Even if you have a great auto insurance agent on call and full coverage, going to a specialist for every little problem or bad accident can cost a lot of money.
If you want to save money or try your hand at auto repairs, remembering the following five things you can do yourself will be a great start. When our cars are in danger, and the cost of fixing them seems too high, it’s time to roll up our sleeves, put on our safety gear, and get to work.
FIX DAMAGED WINDSHIELD
Rocks that break auto glass are the worst thing about the auto industry. These small, annoying, common cracks in our glasses are a royal pain.
Even though it might seem hard at first, fixing a rock chip in a windshield is very easy. If the chip isn’t too bad and there isn’t a big crack, a simple do-it-yourself fix followed by some time to heal can often work great.
Professionals would charge $50 or more to fix a chip in your windshield, but a do-it-yourself windshield repair kit costs between $10 and $20. If it doesn’t start to rain, you can fix this in a few minutes in your driveway, carport, garage, temporary garage substitute, or nuclear fallout bunker.
FIX THE CRACKS AND SCRATCHES
There are a lot of different scratch repair hacks on the internet. Some are good and clever, while others are questionable and funny. Scratches on the surface are much easier to fix than scratches deeper in the paint, which will need body filler, high-build primer, wet sanding, and maybe some paint touch-up.

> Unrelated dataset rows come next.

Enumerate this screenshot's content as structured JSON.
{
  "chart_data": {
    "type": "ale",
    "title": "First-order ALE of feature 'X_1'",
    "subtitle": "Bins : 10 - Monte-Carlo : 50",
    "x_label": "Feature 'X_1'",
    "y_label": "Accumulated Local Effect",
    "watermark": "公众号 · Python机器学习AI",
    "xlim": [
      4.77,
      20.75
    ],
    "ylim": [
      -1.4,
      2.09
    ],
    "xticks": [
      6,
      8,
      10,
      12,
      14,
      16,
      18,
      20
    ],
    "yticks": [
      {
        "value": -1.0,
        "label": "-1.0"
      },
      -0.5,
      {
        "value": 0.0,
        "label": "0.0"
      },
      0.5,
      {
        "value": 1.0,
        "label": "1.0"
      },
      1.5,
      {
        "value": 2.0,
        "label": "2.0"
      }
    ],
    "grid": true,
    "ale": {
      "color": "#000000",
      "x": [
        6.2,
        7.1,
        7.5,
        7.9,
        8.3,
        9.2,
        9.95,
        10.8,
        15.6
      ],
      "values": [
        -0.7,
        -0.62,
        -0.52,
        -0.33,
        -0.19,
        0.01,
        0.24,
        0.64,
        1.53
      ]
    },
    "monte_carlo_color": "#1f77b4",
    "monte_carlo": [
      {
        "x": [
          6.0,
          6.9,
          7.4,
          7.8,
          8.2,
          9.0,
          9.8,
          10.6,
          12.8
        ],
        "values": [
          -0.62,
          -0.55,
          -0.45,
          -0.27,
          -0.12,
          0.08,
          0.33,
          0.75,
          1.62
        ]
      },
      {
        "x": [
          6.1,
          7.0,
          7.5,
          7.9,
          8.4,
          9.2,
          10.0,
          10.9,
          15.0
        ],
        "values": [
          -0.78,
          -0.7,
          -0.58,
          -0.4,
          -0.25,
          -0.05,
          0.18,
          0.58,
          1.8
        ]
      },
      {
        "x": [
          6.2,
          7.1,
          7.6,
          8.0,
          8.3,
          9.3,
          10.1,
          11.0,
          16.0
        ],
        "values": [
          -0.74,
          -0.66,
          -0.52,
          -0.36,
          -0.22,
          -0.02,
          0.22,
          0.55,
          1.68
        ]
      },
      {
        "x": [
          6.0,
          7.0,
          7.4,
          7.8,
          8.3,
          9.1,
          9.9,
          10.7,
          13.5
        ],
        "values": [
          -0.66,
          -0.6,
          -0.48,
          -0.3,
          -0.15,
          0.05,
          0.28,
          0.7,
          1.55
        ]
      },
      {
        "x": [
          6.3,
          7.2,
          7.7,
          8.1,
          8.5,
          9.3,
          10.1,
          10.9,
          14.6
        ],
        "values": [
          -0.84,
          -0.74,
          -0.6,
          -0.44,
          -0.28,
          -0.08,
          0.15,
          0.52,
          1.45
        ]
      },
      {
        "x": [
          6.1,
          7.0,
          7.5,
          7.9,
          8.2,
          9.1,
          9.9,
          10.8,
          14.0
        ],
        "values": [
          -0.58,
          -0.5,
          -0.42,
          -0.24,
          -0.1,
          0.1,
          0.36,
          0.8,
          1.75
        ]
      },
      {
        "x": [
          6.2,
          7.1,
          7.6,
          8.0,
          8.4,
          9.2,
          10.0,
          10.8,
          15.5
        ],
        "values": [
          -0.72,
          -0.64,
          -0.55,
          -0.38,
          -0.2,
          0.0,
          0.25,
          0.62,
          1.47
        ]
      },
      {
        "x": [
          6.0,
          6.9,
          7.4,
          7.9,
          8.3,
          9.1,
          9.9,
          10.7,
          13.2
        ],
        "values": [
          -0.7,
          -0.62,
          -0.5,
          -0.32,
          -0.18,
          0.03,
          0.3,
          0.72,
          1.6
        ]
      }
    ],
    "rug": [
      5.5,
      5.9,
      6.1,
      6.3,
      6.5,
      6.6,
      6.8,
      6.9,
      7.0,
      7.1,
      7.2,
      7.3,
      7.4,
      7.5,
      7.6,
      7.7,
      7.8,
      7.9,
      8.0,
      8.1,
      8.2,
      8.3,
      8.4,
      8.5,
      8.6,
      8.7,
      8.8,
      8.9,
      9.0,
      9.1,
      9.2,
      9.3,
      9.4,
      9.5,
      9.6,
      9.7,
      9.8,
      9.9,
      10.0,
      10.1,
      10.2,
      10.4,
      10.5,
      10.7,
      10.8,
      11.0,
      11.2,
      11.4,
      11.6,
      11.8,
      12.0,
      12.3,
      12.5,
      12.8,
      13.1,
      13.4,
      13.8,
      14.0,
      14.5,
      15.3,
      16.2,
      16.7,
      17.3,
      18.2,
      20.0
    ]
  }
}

Sometimes, all you need to get rid of light surface scratches like swirl marks and moderate spider webbing is a polishing compound set, some polishing/buffing pads, a six-pack, and a lot of elbow grease. There’s more to it than just buying some polish and rubbing away the scratches. To learn more, check out our blog post on the four most common ways to fix scratches.
Pull dents and door dings.
You don’t have to drill holes in your car to fix a small or medium dent yourself. It can be done in the afternoon. Does it take a long time to get rid of dents? Of course. But if you do it right, you can save a lot of money and impress everyone.
You need an electrical outlet and a paintless dent remover to get dents out of a car. The clamp-style dent puller is the safest and most effective tool in these kits. Its price ranges from $30 to $150, depending on the size of the kit and who makes it.
A few drops of the paint-safe hot glue with the kit are put on the “pull button” that matches the dent. The button is then pressed firmly into the dent and left to cool. After the button has hardened, you can put the notched end into the metal shaft of the puller and close the clamp.
If you can’t even put pressure on the surface, you may need to move the spring-loaded knob on the end of the puller up or down. It’s important to find the right amount of pressure between too little (which won’t do anything) and too much (which will hurt) (which might cause harm to the surroundings around you). When the right amount of pressure is reached, the button can be taken off by pushing the hand lever in short bursts until the glue gives way and the button comes off.
You might have to do this more than once before the ding is gone, so be patient and don’t pull too hard, or you might make wrinkles. After a dent is fixed, you should wash the area with water, a gentle clay decontamination agent and a good-grade surface prep shampoo to eliminate any leftover glue. The next step is to bring back the shine with microfiber buffing cloths before moving on to the next fix.